¿Surfeamos? La innovación y el trabajo permanente para afrontar los cambios

Ante los retos y los cambios económicos, sociales y globales permanentes, nuestro experto en cultura de la innovación Fran Chuan invita a los profesionales a ir más allá, a innovar y trabajar de manera permanente para que nuestras organizaciones estén siempre preparadas pase lo que pase.

Surfeando las crisis
Stephfournet / iStock

Cuando pensábamos que la recesión era historia, hace unos meses se volvía a hablar de crisis económica o desaceleración. Posteriormente llegó el 2020 y con la formación del nuevo gobierno en España el optimismo reapareció. De repente, hace unas semanas, otra amenaza nos invadía. Y en esta ocasión no es sólo en España, sino a nivel mundial: el coronavirus. Mes tras mes los profesionales y las empresas tenemos que afrontar las amenazas y las crisis que llegan sin avisar y sin fecha de caducidad.

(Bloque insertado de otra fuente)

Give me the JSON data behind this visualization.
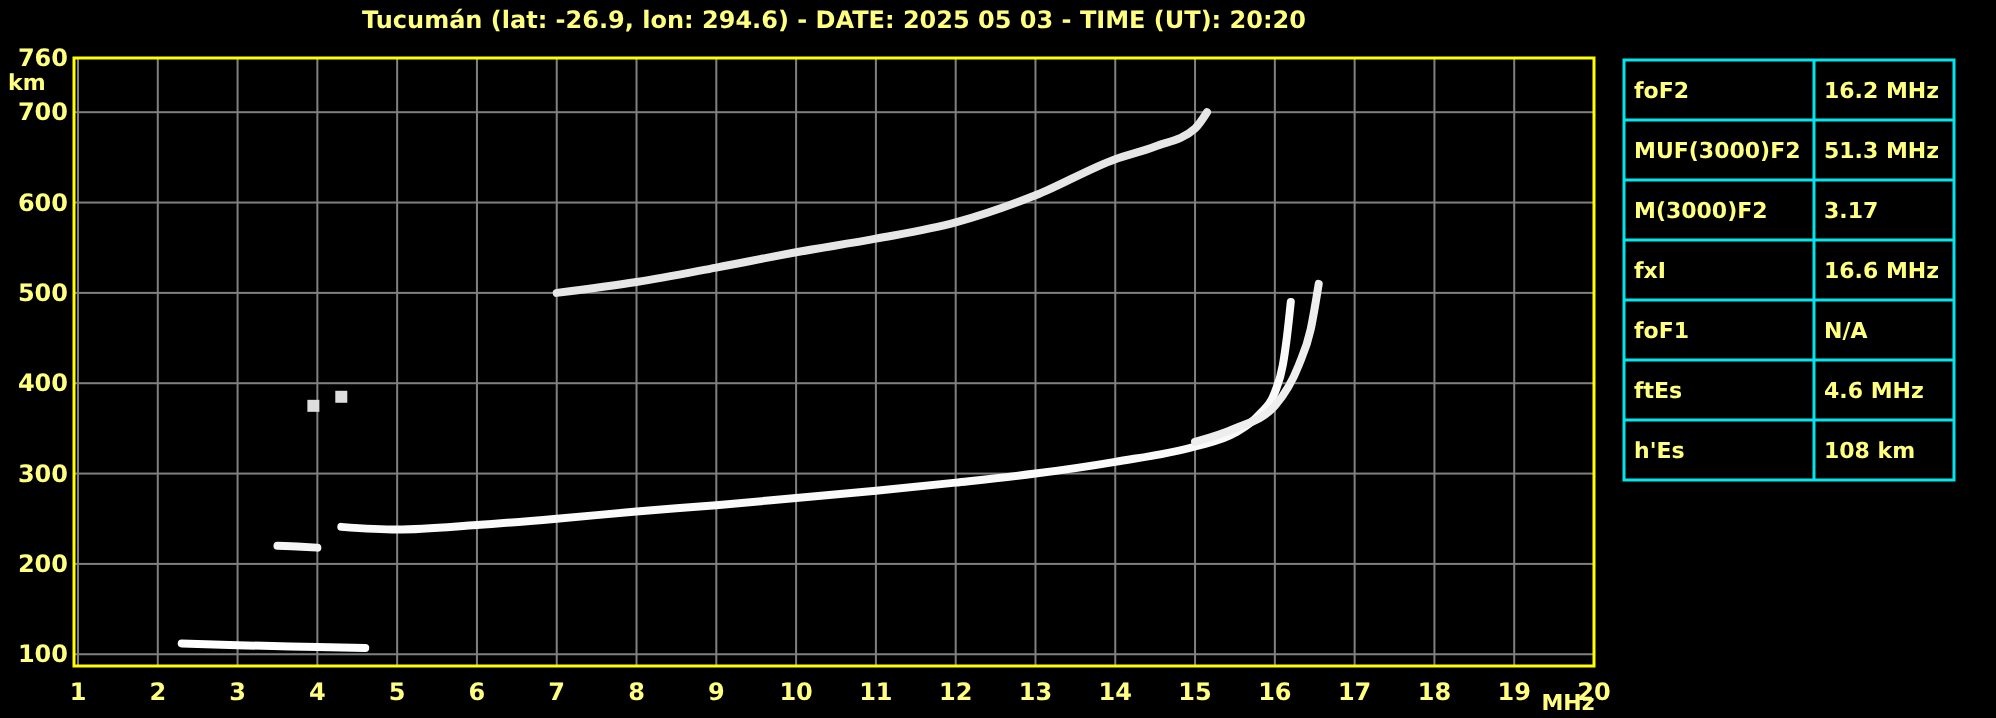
{
  "chart_data": [
    {
      "type": "line",
      "title": "Tucumán (lat: -26.9, lon: 294.6) - DATE: 2025 05 03 - TIME (UT): 20:20",
      "xlabel": "MHz",
      "ylabel": "km",
      "xlim": [
        0.95,
        20
      ],
      "ylim": [
        87,
        760
      ],
      "xticks": [
        1,
        2,
        3,
        4,
        5,
        6,
        7,
        8,
        9,
        10,
        11,
        12,
        13,
        14,
        15,
        16,
        17,
        18,
        19,
        20
      ],
      "yticks": [
        100,
        200,
        300,
        400,
        500,
        600,
        700,
        760
      ],
      "grid": true,
      "line_style": "solid",
      "marker": "none",
      "series": [
        {
          "color": "#ffffff",
          "x": [
            2.3,
            3,
            4,
            4.6
          ],
          "values": [
            112,
            110,
            108,
            107
          ]
        },
        {
          "color": "#f4f4f4",
          "x": [
            3.5,
            3.8,
            4
          ],
          "values": [
            220,
            219,
            218
          ]
        },
        {
          "color": "#fafafa",
          "x": [
            4.3,
            5,
            6,
            7,
            8,
            9,
            10,
            11,
            12,
            13,
            14,
            15,
            15.5,
            15.8,
            16,
            16.1,
            16.15,
            16.2
          ],
          "values": [
            241,
            238,
            243,
            250,
            258,
            265,
            273,
            281,
            290,
            300,
            313,
            330,
            345,
            365,
            390,
            420,
            450,
            490
          ]
        },
        {
          "color": "#eeeeee",
          "x": [
            15,
            15.5,
            16,
            16.3,
            16.45,
            16.55
          ],
          "values": [
            335,
            350,
            375,
            420,
            460,
            510
          ]
        },
        {
          "color": "#e6e6e6",
          "x": [
            7,
            8,
            9,
            10,
            11,
            12,
            13,
            14,
            14.5,
            15,
            15.15
          ],
          "values": [
            500,
            512,
            528,
            545,
            560,
            578,
            608,
            648,
            662,
            682,
            700
          ]
        },
        {
          "type": "scatter",
          "marker": "square",
          "color": "#dddddd",
          "x": [
            3.95,
            4.3
          ],
          "values": [
            375,
            385
          ]
        }
      ]
    },
    {
      "type": "other",
      "categories": [
        "foF2",
        "MUF(3000)F2",
        "M(3000)F2",
        "fxI",
        "foF1",
        "ftEs",
        "h'Es"
      ],
      "value_labels": [
        "16.2 MHz",
        "51.3 MHz",
        "3.17",
        "16.6 MHz",
        "N/A",
        "4.6 MHz",
        "108 km"
      ]
    }
  ]
}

Ante esta situación, mi recomendación es siempre nunca bajar la guardia, por eso hoy vengo a explicar porque las empresas deberían pensar siempre como si estuvieran en medio de una crisis. Es decir, vengo a contaros que debemos prepararnos como si fuéramos a estar permanentemente en crisis. ¿Por qué? Sin duda, porque es importante entender que la realidad hoy en día es imprevisible y por ello hay que estar preparado para afrontar los cambios que puedan surgir.

El surf como metáfora para los negocios

Por ejemplo, hoy en día que el 5G está en boca de todos, os animo a preguntaros ¿es esta tecnología una amenaza o una oportunidad para vuestra empresa? Muchas organizaciones no tecnológicas no profundizan en los detalles de la tecnología porque piensan que no es su negocio, sin embargo, si dedicamos tiempo y recursos a explorar con detenimiento esta realidad quizás podamos descubrir cómo aprovecharlo y sacar el máximo partido del mismo desde lo que somos y hacemos.

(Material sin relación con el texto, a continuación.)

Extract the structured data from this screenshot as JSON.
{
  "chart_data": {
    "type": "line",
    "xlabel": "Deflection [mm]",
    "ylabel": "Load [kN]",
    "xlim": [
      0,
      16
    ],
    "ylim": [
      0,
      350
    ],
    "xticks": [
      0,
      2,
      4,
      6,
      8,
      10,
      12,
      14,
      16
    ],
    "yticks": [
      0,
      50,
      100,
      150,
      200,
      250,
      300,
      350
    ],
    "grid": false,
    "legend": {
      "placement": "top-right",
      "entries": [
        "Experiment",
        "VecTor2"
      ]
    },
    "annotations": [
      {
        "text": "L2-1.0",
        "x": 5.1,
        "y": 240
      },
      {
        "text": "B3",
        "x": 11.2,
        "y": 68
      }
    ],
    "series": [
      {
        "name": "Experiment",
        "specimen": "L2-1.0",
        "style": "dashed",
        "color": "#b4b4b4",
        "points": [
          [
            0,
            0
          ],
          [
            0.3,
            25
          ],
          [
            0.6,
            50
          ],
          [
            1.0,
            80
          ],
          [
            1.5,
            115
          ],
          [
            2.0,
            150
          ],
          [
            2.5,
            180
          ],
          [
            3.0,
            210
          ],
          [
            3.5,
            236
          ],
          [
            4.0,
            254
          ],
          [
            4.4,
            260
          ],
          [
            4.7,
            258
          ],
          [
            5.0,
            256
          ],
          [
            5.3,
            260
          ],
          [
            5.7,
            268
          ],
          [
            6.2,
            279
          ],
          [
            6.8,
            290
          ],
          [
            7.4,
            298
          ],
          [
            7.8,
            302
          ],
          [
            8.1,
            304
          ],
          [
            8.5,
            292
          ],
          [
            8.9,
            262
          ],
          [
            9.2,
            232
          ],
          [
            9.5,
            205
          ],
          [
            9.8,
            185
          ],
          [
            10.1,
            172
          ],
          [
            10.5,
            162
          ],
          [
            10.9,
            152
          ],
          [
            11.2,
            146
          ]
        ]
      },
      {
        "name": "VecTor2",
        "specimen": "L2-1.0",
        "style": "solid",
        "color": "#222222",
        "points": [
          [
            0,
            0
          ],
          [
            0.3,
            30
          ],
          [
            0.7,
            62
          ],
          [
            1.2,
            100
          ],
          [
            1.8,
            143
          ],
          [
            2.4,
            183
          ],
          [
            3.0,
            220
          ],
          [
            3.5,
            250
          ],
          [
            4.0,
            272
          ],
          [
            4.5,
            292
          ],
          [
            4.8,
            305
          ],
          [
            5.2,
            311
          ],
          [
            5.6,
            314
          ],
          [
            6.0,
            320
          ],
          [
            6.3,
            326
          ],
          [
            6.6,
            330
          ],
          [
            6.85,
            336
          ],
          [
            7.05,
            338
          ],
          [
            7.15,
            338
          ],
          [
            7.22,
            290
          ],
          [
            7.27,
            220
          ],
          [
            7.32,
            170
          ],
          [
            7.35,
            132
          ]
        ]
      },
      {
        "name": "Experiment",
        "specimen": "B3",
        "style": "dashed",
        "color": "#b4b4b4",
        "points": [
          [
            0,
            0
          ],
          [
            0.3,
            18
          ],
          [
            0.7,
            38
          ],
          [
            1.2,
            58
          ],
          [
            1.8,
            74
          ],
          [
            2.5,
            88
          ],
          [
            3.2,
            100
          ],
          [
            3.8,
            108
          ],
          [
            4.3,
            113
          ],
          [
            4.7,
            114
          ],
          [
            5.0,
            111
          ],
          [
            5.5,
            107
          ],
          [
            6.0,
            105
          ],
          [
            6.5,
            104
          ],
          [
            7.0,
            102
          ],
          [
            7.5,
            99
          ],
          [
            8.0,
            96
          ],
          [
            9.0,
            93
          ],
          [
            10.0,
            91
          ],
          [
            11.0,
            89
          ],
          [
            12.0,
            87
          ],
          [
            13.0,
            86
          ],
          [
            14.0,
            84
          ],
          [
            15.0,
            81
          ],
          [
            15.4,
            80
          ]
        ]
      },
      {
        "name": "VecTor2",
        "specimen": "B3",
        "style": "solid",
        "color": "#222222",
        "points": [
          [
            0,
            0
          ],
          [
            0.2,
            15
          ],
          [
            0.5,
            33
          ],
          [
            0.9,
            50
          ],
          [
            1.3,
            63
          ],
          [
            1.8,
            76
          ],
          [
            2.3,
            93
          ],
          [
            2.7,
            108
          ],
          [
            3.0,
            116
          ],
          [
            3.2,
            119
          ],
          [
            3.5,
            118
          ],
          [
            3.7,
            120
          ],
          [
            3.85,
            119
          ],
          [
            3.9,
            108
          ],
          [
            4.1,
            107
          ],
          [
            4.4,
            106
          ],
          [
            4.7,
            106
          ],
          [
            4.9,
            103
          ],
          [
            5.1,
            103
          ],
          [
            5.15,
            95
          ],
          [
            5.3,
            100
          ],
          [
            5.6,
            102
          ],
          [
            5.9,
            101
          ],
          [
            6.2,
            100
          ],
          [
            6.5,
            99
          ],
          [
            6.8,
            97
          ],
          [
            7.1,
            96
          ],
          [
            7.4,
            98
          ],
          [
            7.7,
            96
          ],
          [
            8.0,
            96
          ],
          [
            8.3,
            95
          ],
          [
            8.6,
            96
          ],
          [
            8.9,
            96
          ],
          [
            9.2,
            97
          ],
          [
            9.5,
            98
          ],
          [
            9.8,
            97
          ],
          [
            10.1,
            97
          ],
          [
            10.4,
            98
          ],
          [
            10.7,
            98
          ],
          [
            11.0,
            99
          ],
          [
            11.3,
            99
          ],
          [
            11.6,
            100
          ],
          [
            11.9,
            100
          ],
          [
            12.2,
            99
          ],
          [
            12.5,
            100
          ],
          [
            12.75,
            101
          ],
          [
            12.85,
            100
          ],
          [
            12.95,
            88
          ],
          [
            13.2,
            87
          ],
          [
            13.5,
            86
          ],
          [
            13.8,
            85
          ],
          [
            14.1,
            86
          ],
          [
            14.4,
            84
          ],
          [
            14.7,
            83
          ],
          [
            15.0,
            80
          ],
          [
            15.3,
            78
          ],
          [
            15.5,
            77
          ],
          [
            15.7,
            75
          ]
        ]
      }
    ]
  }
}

Llegados a este punto siempre me gusta utilizar la metáfora del surf. Si nos paramos a pensar, siempre hay un surfero que salva aquella ola que otra persona no supo o no quiso surfear. Entonces, la cuestión que nos debemos plantear es: ¿dejamos que la ola nos arrolle o nos atrevemos a surfearla?

La cuestión que nos debemos plantear es: ¿dejamos que la ola nos arrolle o nos atrevemos a surfearla?

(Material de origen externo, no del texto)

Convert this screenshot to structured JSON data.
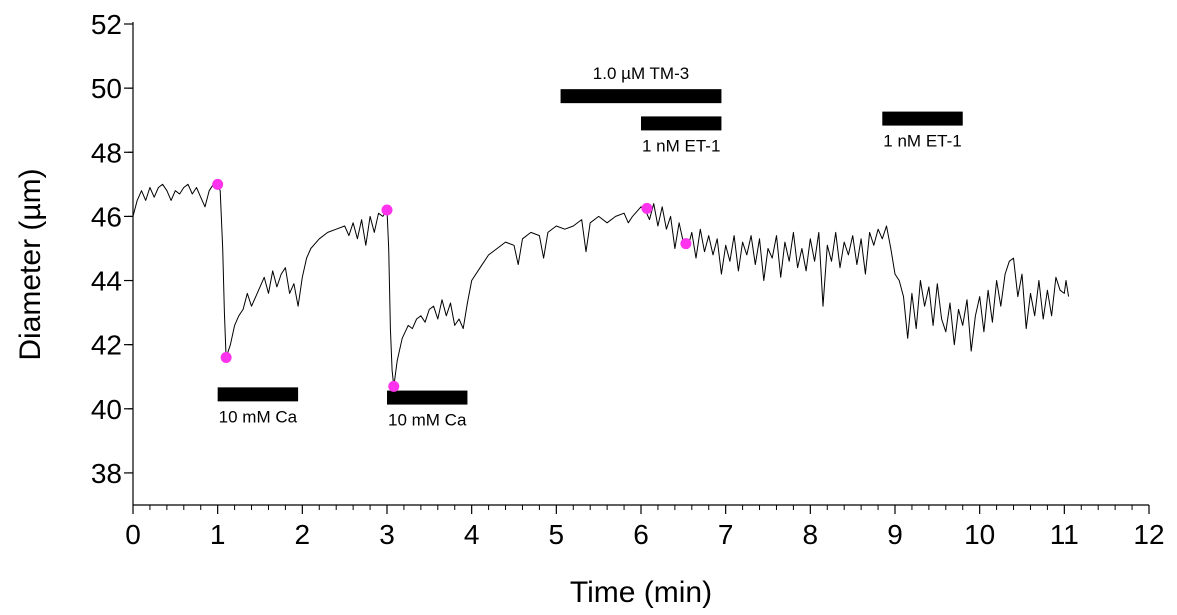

Si nos atrevemos hay que tener en cuenta que para hacerlo la clave no está en la rapidez, sino en la agilidad como la cualidad de adaptarnos y superarnos a través de pequeños cambios. ¿Cómo lo hacemos? Pues debemos ver las amenazas como una motivación y no como una excusa.

Por ejemplo, en el contexto actual en el que se desarrolla el Brexit, como en cada “crisis”, aparecerán decenas de oportunidades para realizar cambios, pero ¿las estamos aprovechando? Desgraciadamente, en muchas ocasiones, la respuesta es no. 

Cambios sí, pero no disruptivos

Mi recomendación es que veas cada día desde tu compañía como una nueva oportunidad y que no lo hagas de manera disruptiva, sino poco a poco con un tránsito paulatino y seguro en el que involucres a toda la organización. La clave radica en observar los pequeños cambios que suceden y desarrollar una revolución a partir de la implementación de esos pequeños cambios, en lugar de revoluciones costosas y sumamente arriesgadas. 

En definitiva, las empresas no pueden quedarse de brazos cruzados esperando la ola. Es importante cambiar los hábitos, imaginar e ir haciendo pequeños cambios a partir de momentos o temas de actualidad que influyan no sólo en nuestros clientes sino también en el resto de la sociedad. Todos los días se suceden crisis, por lo que hay que tener una mente flexible para captar las oportunidades que nos brindan. 

Romper el hielo para poder avanzar

Bienvenidos a los que rompen el hielo, porque facilitan el camino después. Las ventas de hoy garantizan las nóminas de hoy, pero no las de mañana. Con crisis o sin ella, hay que trabajar por un futuro sostenible, mágico y útil para la gente y la empresa. 

Consejos para ser ágiles y generar oportunidad implementando nuevos cambios de cara al futuro: 

 

  • Detectar primero de dónde viene tu dinero…servicios, productos. Cuál es tu fuente de ingresos.
  • Detectar cuáles han sido nuestros servicios y productos top, y analizar porque ya no lo son.
  • Observar y dialogar con tus empleados y clientes para detectar las tendencias.
  • Observar las tecnologías que van apareciendo para conocer las potenciales amenazas y oportunidades para tu negocio.

Recuerda que si hay una amenaza para tu negocio que probablemente no veas es que está en la intersección que forman las tendencias cambiantes y la tecnología emergente.